B. Plaintiff's Fairness Argument
Last, Plaintiff argues it is unfair to apply res judicata because Arizona's negligence statute of limitations is more generous than Missouri's. Plaintiff cites to Forsythe v. United States to support this proposition. 502 Fed.Appx. 689, 692 (9th Cir. 2012). There, the court stated that “in this circuit, res judicata applies to a previous dismissal based on statute-of-limitations grounds unless the effect of the bar would be unfair.” Id. (citing In re Marino, 181 F.3d 1142, 1144-45 (9th Cir. 1999). Although the Court acknowledges the gravity of Plaintiff's claims, it nevertheless finds “[t]he application of res judicata in this situation may appear to be harsh, but it is not unfair.” Marin v. HEW, Health Care Fin. Agency, 769 F.2d 590, 593 (9th Cir. 1985).
As discussed, Semtek directs this Court to follow Missouri preclusion law. The Forsythe decision is neither published nor binding precedent on this Court, although its proposition stems from other Ninth Circuit decisions. See, e.g., Zhang v. Dep't of Lab. & Immigr., 331 F.3d 1117, 1119 (9th Cir. 2003); Marin, 769 F.2d at 593. These precedential decisions, however, do not aid Plaintiff's unfairness argument. (See Doc. 20 at 9-13). This is because Plaintiff has already accepted the District of Kansas court's rejection of her claims. See Marin, 769 F.2d at 594 (“Because [Plaintiff] accepted the court's final rejection of [her] claims in one instance without appealing, [she] can claim no fairness requirement that [she] be allowed to continue to litigate the same claims in a different courtroom.”). Plaintiff did not appeal the District of Kansas action. (See Docs. 15 at 8-9; 20 at 10). While it may appear harsh, the Court must reject Plaintiff's contention that dismissal is unfair.

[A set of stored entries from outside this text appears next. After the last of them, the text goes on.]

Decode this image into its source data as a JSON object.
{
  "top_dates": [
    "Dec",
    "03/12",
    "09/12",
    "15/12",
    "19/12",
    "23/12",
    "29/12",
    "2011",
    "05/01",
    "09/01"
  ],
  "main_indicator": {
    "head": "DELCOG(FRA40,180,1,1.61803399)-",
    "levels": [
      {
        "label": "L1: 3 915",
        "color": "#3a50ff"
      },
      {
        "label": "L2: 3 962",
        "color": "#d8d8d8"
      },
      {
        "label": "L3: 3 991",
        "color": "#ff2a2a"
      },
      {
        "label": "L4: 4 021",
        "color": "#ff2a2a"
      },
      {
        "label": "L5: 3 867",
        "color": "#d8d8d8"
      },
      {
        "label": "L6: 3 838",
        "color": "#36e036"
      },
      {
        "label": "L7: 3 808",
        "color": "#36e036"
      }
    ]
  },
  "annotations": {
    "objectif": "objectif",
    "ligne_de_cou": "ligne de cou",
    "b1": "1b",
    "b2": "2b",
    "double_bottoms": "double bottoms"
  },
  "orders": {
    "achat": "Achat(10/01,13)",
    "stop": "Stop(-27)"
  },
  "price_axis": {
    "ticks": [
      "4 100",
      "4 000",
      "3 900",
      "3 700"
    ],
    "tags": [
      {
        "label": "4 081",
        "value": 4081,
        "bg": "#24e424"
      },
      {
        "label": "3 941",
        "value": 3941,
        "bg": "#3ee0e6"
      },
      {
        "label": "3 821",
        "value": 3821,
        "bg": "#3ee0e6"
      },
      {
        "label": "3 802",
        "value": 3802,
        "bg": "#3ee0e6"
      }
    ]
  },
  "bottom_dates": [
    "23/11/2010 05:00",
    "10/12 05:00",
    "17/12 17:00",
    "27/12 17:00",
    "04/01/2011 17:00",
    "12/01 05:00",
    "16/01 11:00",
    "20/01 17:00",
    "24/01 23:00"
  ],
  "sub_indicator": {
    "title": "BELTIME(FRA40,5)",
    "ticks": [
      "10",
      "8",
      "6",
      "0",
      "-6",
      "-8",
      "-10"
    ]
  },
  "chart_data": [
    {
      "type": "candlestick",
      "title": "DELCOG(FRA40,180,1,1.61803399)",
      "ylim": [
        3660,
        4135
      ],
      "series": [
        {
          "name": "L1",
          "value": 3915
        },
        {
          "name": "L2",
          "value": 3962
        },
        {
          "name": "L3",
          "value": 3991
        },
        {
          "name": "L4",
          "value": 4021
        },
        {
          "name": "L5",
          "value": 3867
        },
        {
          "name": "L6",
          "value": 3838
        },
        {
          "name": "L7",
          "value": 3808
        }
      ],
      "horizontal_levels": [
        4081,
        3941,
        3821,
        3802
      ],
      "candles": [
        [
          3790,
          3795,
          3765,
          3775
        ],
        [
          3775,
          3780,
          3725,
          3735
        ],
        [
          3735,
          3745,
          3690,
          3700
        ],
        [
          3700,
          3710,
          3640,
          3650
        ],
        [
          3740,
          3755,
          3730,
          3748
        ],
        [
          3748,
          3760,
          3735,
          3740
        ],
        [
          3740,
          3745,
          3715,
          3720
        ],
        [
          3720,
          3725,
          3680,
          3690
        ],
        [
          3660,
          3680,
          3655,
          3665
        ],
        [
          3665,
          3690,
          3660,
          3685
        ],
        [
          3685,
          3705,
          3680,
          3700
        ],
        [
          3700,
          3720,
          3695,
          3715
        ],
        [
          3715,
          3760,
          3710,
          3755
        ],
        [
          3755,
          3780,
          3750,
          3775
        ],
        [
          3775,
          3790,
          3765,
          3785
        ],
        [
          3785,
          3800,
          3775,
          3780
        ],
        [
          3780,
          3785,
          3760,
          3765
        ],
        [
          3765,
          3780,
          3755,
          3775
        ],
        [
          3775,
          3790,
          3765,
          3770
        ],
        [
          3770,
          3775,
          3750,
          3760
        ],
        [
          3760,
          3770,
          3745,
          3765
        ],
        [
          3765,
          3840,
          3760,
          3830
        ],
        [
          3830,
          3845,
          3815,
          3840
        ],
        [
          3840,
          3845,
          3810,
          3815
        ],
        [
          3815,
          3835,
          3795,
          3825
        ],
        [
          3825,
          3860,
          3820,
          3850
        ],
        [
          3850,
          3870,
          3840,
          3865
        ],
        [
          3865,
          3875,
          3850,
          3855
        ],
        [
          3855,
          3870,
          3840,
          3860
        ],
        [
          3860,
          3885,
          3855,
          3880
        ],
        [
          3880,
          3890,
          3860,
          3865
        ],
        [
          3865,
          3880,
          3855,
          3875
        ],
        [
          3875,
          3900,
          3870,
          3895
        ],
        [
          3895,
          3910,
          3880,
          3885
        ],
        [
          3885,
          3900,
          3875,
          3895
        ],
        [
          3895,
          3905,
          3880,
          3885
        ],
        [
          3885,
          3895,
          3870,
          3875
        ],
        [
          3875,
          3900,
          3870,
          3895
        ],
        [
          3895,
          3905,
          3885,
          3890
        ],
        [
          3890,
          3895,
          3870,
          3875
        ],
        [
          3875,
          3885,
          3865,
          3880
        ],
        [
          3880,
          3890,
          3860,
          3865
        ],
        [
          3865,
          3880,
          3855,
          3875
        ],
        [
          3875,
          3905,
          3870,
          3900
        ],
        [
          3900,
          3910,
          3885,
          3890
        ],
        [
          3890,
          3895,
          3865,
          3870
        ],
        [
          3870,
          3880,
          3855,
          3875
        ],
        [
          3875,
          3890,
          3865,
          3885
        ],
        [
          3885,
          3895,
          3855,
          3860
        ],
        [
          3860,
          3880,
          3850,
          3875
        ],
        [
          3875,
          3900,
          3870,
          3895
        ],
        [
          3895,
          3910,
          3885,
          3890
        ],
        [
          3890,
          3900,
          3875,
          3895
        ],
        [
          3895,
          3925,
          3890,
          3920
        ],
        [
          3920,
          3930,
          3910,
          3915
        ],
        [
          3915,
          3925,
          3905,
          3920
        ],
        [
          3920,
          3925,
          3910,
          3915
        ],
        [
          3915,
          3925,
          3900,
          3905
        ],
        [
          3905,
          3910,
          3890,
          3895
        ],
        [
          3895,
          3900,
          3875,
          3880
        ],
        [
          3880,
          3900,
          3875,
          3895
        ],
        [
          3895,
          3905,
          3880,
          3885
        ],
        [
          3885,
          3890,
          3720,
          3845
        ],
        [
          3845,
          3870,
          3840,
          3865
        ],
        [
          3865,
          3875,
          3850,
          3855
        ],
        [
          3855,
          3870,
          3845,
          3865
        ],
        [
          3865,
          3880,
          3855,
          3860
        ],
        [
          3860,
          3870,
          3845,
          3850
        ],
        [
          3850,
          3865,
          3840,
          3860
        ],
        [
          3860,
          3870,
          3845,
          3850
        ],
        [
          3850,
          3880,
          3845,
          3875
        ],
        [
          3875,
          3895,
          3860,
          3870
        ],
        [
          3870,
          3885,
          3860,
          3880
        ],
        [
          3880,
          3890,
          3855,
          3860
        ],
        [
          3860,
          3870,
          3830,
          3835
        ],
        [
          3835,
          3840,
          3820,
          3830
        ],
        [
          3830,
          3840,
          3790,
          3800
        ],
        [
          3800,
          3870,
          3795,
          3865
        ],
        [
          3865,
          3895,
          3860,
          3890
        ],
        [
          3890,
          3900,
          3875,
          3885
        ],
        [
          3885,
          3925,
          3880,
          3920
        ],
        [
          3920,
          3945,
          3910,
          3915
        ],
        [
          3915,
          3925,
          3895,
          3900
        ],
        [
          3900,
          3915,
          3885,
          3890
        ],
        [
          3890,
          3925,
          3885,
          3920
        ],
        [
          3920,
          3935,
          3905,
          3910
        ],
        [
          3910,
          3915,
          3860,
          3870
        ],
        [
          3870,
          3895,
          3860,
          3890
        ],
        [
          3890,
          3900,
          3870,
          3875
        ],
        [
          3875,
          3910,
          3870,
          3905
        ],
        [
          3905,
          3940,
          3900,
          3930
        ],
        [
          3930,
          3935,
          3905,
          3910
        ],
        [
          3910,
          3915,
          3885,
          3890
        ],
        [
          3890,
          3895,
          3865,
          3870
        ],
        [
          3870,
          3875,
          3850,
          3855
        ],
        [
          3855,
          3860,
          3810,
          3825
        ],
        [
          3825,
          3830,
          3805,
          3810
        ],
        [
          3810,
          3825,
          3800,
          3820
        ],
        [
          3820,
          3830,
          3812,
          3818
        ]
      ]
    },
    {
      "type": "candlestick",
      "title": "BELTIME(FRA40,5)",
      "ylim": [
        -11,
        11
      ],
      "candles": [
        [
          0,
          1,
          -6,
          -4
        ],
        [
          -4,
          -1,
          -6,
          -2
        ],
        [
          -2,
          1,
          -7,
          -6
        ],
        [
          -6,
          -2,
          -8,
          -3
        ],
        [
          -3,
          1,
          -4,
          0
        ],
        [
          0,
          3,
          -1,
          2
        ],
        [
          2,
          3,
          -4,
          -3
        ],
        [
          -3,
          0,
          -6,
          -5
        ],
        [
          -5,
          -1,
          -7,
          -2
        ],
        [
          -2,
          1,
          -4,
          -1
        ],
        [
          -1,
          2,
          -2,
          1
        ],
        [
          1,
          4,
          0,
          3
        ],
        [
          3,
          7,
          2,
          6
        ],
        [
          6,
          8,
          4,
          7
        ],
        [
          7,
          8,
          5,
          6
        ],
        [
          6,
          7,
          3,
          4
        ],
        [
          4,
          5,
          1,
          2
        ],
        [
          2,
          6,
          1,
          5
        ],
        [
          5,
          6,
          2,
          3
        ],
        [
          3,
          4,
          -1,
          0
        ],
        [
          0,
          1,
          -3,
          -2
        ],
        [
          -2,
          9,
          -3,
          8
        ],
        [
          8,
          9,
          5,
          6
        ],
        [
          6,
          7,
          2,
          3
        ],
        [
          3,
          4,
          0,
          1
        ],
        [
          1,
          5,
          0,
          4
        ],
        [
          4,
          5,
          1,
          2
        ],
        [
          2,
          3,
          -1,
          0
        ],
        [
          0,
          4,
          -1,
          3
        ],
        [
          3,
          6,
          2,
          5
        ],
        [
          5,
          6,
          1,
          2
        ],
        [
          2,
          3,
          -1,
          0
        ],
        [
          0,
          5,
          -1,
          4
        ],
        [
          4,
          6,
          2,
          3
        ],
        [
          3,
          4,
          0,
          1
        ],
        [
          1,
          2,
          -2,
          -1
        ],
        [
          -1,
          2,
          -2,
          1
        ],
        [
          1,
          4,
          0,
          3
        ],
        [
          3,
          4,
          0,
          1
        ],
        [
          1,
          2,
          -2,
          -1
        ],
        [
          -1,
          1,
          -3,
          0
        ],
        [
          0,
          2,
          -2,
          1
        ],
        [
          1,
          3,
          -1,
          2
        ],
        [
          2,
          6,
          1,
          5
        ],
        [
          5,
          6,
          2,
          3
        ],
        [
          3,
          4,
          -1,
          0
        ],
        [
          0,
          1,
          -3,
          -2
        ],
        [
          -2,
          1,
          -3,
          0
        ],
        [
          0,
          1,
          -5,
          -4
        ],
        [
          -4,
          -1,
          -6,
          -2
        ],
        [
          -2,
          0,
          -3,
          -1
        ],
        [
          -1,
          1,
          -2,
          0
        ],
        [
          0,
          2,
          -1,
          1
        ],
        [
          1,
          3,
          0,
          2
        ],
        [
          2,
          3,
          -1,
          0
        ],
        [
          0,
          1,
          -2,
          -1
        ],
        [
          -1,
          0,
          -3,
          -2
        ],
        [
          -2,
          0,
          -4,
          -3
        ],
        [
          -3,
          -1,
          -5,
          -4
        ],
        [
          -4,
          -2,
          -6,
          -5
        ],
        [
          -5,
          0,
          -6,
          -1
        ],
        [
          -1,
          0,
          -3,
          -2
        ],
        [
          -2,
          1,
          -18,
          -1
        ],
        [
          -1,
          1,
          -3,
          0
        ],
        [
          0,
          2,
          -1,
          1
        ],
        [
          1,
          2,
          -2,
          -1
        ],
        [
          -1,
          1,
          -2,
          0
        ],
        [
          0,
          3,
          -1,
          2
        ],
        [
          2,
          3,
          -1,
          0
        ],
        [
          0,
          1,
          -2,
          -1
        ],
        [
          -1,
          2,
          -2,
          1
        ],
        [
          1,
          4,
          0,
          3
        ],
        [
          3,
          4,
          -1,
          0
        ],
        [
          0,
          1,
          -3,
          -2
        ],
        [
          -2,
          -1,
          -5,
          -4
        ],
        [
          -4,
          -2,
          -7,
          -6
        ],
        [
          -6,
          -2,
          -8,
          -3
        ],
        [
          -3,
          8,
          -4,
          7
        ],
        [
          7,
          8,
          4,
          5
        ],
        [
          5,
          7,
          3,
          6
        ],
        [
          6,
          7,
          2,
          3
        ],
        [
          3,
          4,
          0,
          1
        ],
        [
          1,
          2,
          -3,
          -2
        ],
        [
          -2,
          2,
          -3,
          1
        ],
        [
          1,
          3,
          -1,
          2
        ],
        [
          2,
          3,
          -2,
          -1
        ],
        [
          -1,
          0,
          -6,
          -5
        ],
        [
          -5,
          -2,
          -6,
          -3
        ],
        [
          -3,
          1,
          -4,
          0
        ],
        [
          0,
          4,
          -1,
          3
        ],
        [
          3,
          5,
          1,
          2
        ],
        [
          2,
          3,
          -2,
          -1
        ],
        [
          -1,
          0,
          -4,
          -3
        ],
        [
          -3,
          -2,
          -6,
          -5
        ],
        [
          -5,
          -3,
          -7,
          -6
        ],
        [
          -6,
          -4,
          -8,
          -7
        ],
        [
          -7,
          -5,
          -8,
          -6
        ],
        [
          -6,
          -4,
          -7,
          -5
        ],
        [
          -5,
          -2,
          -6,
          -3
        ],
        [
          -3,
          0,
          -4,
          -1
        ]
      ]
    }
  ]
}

See 9th Cir. R. 36-3 (citation of unpublished opinions).
IV. CONCLUSION
The Court therefore grants Defendant's Motion to Dismiss (Doc. 5) under Rule 12(b)(6) because Missouri res judicata law precludes Plaintiff's claim. Because the Motion to Dismiss is granted, the Court need not address and will accordingly deny Defendant's Motion to Transfer Venue (Doc. 6).
Accordingly, IT IS HEREBY ORDERED that Defendant United States Tennis Association's Motion to Dismiss (Doc. 5) is granted with prejudice.
IT IS FURTHER ORDERED that Defendant's Motion to Transfer Venue to the United States District Court for the District of Kansas (Doc. 6) is denied as moot.
IT IS FINALLY ORDERED that the Clerk of the Court shall terminate this action.